9 Şubat 2010 Salı

KARABURUN, KARABURUN

Karaburun, Karaburun,
İki bakkal bir furun.
Yüzlerce yılık geçmişi ile taptaze Karaburun…
Gövdesi boğum boğum, bereket yüklü dalları türkuaz denize eğilmiş asırlık zeytin ağaçları şahittir bu geçmişe.
Mordoğan köyündeki ya da Çatalkaya’daki koca çınar şahittir; eteğindeki pınarın gölcüğünde yüzünü yıkayan kendine hayran güzeller güzeli Narcissos’un Nergis çiçeğine dönüşmesine,
Manastır’daki sakız ağacı, Amberseki’deki ve Kaynarpınar’daki koca çınar, Azmaktaki ardıç şahittir; Yarin yanağından gayrı heryerde her şeyde hep beraber diyebilen dünyanın gerçek anlamda ilk komün sistemini kuran Şeyh Bedrettin müridi Dede Sultan Börklüce Mustafa’nın ve yoldaşlarının katline,
Denizgiren’deki koca çınar ve Sazak’taki koca yemiş şahittir; yıllarca kardeşçe yaşayan, acılarını ve Sevinçlerini paylaştıkları Rum komşularının yurtlarını terk edişlerine,
Onun içindir ki Denizgiren’deki koca çınar ve dahi Sazak’taki koca yemiş terk edilmişliğin hüznünü paylaşır Sazak’ta terk edilmiş evlerin duvarları ile.
Ahırlı’daki gürgen ve meşe şahittir; 1946 daki depreme. O yıkımdan sonra İzmir ile arasındaki eşek yolu asfaltlanmış, Ahırlı ile Kömürburnu birleştirilip adı kömürün karasından menkul Karaburun ilçesi olmuştur.
Bahar bir başka gelir Karaburun’a. Önce payamlar ve erikler çiçeğe keser pembe beyaz.

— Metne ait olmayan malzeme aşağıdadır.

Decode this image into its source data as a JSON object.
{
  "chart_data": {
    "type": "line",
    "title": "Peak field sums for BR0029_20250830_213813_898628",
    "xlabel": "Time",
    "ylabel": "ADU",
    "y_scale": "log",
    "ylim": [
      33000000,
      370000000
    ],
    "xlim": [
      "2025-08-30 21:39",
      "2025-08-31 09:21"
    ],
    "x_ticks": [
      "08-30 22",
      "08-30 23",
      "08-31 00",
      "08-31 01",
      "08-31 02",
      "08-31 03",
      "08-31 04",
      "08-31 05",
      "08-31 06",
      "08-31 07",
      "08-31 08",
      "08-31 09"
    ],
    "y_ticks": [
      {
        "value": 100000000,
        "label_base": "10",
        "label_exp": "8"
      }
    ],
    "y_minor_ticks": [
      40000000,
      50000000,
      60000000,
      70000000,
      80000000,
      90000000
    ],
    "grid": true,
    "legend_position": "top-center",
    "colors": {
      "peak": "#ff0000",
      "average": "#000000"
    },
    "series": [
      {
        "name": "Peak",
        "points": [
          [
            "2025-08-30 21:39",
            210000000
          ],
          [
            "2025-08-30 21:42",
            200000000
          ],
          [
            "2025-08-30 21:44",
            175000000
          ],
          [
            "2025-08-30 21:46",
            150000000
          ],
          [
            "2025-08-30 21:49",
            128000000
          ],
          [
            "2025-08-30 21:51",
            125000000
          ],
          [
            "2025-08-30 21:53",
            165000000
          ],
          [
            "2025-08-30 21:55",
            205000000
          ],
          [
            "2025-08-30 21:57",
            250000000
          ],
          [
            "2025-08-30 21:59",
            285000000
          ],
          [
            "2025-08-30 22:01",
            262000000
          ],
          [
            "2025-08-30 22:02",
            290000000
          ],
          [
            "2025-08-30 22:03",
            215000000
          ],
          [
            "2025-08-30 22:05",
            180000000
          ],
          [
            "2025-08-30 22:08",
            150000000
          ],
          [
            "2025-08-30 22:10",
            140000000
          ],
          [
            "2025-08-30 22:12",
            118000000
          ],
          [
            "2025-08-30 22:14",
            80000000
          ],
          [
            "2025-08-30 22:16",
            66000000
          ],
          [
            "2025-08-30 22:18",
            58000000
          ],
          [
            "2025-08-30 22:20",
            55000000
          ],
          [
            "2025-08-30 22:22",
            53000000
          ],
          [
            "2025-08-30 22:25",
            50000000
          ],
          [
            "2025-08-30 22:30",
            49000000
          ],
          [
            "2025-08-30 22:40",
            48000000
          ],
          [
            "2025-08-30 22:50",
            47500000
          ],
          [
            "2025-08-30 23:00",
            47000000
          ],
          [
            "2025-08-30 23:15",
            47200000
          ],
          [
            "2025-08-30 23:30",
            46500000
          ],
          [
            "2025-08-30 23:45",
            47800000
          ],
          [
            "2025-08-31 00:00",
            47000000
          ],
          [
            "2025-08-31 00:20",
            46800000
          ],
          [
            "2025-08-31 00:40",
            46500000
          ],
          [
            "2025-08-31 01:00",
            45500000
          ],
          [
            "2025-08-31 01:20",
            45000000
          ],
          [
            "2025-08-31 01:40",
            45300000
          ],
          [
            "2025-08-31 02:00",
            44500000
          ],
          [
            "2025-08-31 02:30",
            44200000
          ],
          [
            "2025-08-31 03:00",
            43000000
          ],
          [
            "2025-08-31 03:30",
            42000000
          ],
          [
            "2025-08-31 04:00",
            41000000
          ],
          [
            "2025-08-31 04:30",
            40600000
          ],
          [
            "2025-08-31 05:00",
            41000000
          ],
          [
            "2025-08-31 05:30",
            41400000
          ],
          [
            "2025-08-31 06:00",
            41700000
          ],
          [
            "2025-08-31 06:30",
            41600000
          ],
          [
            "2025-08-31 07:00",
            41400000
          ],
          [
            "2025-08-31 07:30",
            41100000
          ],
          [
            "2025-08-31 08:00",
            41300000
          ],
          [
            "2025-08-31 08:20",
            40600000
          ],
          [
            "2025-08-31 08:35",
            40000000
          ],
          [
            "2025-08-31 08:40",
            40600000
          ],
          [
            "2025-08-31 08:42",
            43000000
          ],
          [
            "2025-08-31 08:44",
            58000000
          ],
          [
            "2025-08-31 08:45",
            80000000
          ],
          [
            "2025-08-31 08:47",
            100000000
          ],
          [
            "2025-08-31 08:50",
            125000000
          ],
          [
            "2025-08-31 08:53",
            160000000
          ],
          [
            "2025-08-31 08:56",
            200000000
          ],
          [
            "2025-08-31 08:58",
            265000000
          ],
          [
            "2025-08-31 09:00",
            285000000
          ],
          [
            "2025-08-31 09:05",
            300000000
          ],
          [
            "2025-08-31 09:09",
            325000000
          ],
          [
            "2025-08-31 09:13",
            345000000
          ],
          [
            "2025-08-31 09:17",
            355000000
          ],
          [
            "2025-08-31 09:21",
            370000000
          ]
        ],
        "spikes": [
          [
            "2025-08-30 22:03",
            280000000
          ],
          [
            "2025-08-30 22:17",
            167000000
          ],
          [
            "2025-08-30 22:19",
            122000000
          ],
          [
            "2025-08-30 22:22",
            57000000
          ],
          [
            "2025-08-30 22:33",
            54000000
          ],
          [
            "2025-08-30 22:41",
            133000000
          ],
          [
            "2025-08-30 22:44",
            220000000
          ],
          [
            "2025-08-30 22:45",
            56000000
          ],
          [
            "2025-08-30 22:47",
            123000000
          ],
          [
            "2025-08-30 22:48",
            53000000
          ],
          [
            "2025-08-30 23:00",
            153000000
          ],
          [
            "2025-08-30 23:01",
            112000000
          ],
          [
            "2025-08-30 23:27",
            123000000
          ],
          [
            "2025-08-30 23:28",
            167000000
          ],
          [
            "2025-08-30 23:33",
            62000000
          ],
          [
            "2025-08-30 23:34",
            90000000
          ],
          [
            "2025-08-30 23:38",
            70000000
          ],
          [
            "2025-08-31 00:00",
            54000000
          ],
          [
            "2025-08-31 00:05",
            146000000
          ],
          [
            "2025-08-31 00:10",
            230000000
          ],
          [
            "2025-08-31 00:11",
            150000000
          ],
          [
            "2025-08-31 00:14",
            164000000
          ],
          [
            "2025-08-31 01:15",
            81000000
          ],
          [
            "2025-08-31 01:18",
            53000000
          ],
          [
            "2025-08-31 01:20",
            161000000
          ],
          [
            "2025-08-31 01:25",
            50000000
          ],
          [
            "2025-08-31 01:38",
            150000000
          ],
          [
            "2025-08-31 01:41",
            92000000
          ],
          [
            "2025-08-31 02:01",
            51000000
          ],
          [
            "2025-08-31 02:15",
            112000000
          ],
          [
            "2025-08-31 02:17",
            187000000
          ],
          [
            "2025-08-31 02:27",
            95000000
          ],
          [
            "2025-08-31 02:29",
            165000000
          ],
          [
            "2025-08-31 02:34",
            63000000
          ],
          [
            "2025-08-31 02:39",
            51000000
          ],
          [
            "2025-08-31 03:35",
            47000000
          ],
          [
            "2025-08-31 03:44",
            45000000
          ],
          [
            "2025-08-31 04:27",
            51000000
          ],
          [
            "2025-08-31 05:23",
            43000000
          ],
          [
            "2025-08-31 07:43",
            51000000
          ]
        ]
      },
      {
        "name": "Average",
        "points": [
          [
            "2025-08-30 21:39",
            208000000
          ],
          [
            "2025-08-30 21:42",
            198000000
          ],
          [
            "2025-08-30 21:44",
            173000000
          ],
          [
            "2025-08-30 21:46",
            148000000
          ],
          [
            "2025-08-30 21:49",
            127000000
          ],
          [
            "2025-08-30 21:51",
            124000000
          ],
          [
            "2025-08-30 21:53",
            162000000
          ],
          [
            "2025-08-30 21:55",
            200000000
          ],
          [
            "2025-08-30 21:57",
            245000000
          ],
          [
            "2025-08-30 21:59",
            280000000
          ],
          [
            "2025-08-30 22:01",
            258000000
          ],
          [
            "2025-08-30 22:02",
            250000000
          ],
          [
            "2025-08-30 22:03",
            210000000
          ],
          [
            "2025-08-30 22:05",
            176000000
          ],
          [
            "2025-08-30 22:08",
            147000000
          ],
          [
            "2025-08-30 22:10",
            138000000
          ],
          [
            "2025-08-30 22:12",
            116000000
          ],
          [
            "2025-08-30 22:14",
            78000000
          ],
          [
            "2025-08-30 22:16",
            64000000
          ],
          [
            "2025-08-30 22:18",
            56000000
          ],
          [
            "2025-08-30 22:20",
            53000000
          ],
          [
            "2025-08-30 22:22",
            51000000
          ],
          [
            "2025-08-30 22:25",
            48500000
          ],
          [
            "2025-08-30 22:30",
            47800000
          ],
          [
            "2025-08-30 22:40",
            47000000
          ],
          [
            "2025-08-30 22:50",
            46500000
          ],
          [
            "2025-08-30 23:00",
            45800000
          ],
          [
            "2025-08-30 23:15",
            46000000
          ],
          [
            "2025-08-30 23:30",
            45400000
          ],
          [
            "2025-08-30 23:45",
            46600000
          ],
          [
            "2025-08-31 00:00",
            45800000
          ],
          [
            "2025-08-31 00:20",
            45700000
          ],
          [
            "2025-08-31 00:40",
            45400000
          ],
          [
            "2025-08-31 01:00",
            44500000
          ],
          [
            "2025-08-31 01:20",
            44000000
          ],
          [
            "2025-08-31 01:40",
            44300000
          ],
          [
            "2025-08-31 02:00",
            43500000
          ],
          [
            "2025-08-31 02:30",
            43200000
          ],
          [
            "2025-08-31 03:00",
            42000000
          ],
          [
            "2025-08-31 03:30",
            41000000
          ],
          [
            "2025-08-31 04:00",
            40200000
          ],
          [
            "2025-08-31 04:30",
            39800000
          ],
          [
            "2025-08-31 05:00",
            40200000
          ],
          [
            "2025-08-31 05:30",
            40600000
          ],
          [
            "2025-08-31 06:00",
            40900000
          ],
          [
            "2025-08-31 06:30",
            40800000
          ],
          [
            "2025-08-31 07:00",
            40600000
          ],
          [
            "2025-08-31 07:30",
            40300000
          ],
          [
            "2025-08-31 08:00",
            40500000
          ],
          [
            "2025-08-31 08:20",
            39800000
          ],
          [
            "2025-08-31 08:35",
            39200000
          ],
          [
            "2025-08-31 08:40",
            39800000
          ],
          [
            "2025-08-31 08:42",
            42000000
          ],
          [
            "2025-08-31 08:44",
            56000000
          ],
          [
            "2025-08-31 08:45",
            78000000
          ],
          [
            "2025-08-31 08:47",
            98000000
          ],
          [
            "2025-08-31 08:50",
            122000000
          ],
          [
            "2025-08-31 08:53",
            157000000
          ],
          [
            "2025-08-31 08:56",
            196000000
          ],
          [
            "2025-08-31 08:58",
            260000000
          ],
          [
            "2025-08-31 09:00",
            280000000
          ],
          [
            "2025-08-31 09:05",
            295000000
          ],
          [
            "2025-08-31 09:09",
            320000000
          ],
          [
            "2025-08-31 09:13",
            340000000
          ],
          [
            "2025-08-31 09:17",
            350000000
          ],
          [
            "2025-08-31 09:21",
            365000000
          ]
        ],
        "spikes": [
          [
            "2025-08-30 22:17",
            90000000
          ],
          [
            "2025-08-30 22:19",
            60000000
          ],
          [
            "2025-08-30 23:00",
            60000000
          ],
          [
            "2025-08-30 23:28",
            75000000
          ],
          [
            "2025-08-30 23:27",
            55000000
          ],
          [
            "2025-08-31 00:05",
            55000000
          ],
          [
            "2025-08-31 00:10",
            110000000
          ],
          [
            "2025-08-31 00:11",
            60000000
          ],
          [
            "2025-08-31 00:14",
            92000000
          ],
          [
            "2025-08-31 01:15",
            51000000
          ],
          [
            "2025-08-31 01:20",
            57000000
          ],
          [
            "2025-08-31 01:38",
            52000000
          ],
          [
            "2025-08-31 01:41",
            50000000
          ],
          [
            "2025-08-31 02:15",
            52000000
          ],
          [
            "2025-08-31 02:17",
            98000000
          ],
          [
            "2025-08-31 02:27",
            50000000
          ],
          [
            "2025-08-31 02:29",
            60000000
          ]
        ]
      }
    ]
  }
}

Ardından mor menekşeler ve laleler kaplar toprağı. Sonra sarı ve beyaz papatyalar sarar tarlaları daha sonra da kan kırmızı gelincikler.
Mayıs gelince katırtırnaklarının ve iğdelerin baygın kokusuna dağ kekiklerinin keskin kokusu karışır.
Bir yağmur geçer bulut bulut Değirmen tepenin çamlşarının önünden.
Ardından güneş açar ve hava mis gibi amber kokar, toprak kokar.